Increasing Deepfake Cyber Invasions Leads Republican Senator Cruz To Act

AI

It was a perverse cyber invasion of privacy that drastically rocked the life of a 14-year-old Texan, Elliston Berry, who woke up one morning to find deepfake nudes of her circulating on social media during October of last year.

Even worse, many of her classmates had already seen them.

“[I was] just going about a normal day when all of my friends kept calling and texting me that these naked photos were being sent around,” Berry describes during a recent interview. “[They were going] all around school — Snapchat, Instagram, all different social medias,” she continues.

Her mother, Anna McAdams, said she too was mortified and shocked by the images. She mentions how, had she not known where the pictures were taken, they could’ve passed as real. “Because I’m a mom the first picture I knew right away where it was, but …., like if I didn’t know and just saw the photo, I’d probably think it’s real,” she says.

Ultimately, Berry would learn that a male student had conspired to create the deepfakes from photos he stole from her private Instagram account, rendering them as nude images using AI technology.

The ordeal brought Berry fear and shame at school, with Berry saying she wondered every day if students knew of the images of her.

As AI continues to explode, from creeping into the workforce and the creative arena and beyond, one of the most pressing ethical issues it raises stems from exploitation schemes. It has left lawmakers in the hot seat to address it.

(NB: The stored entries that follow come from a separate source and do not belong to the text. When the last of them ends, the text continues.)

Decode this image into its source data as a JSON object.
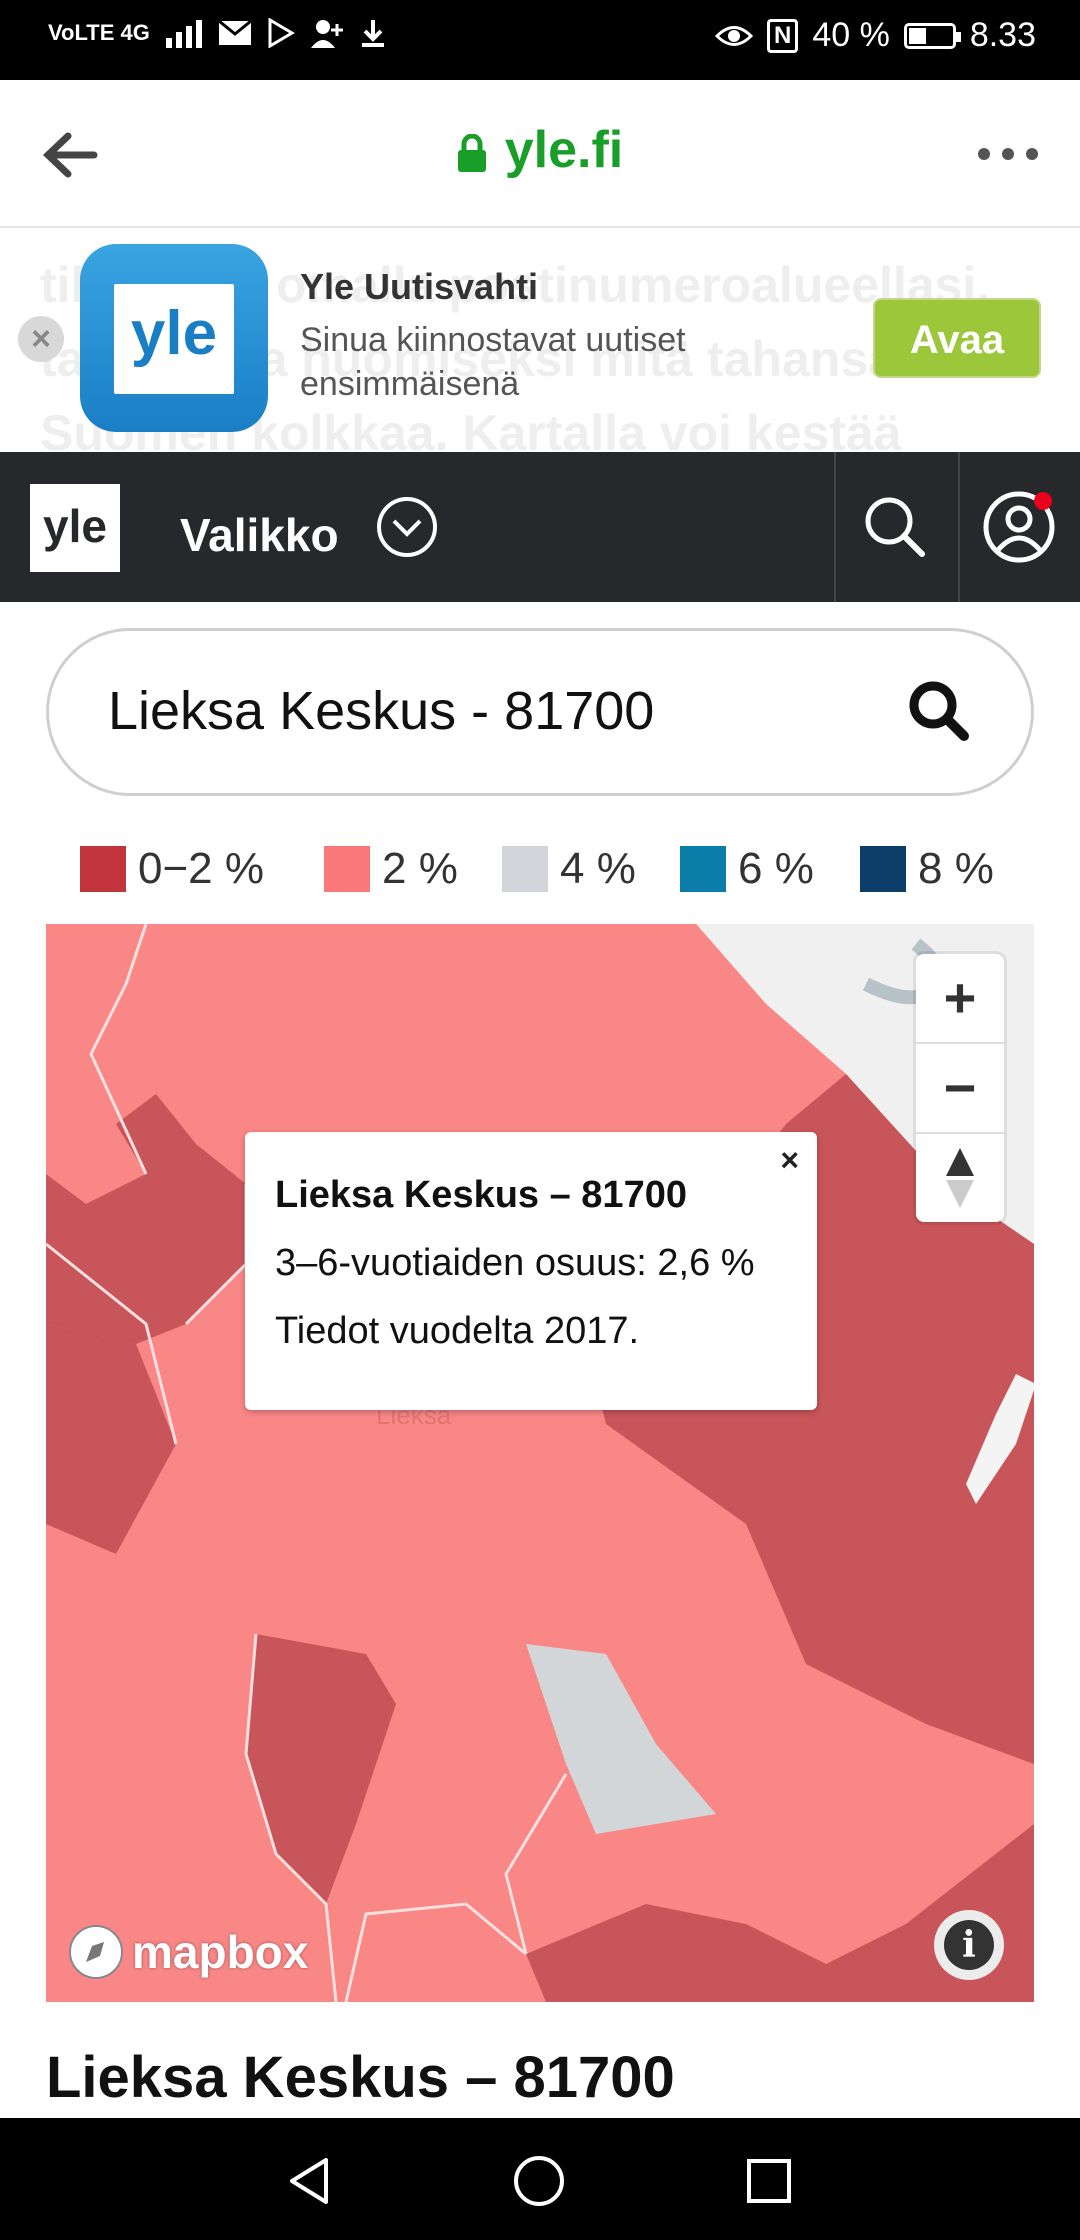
{
  "status_bar": {
    "network": "VoLTE 4G",
    "nfc": "N",
    "battery": "40 %",
    "battery_level": 0.4,
    "time": "8.33"
  },
  "browser": {
    "url": "yle.fi"
  },
  "smart_banner": {
    "background_text": "tilastointi omalla postinumeroalueellasi. tarkastella huomiseksi mitä tahansa Suomen kolkkaa. Kartalla voi kestää",
    "app_icon_text": "yle",
    "app_title": "Yle Uutisvahti",
    "app_subtitle": "Sinua kiinnostavat uutiset ensimmäisenä",
    "open_label": "Avaa"
  },
  "nav": {
    "logo": "yle",
    "menu_label": "Valikko"
  },
  "search": {
    "value": "Lieksa Keskus - 81700"
  },
  "legend": [
    {
      "label": "0−2 %",
      "color": "#c1343c"
    },
    {
      "label": "2 %",
      "color": "#f97879"
    },
    {
      "label": "4 %",
      "color": "#d1d5d9"
    },
    {
      "label": "6 %",
      "color": "#0a7ea8"
    },
    {
      "label": "8 %",
      "color": "#0d3e6a"
    }
  ],
  "map": {
    "town_label": "Lieksa",
    "zoom_in": "+",
    "zoom_out": "−",
    "attribution": "mapbox",
    "info": "i",
    "popup": {
      "close": "×",
      "title": "Lieksa Keskus – 81700",
      "line1": "3–6-vuotiaiden osuus: 2,6 %",
      "line2": "Tiedot vuodelta 2017."
    }
  },
  "section_heading": "Lieksa Keskus – 81700"
}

The “Take it Down Act” is sponsored by a bipartisan group of lawmakers, including the Texas Republican Sen. Ted Cruz and Minnesota Democratic Sen. Amy Klobuchar. The act would criminalize publishing non-consensual intimate imagery, requiring social media platforms to take down such images and more.

“Up to 95% of the deep fakes you see are non-consensual intimate images,” Cruz shares in the same interview.

Cruz’s act would introduce jail time to offending parties — two years for offenses upon adults, and three years for minors — in an effort to step up on the prosecution of exchanging those fake explicit photos.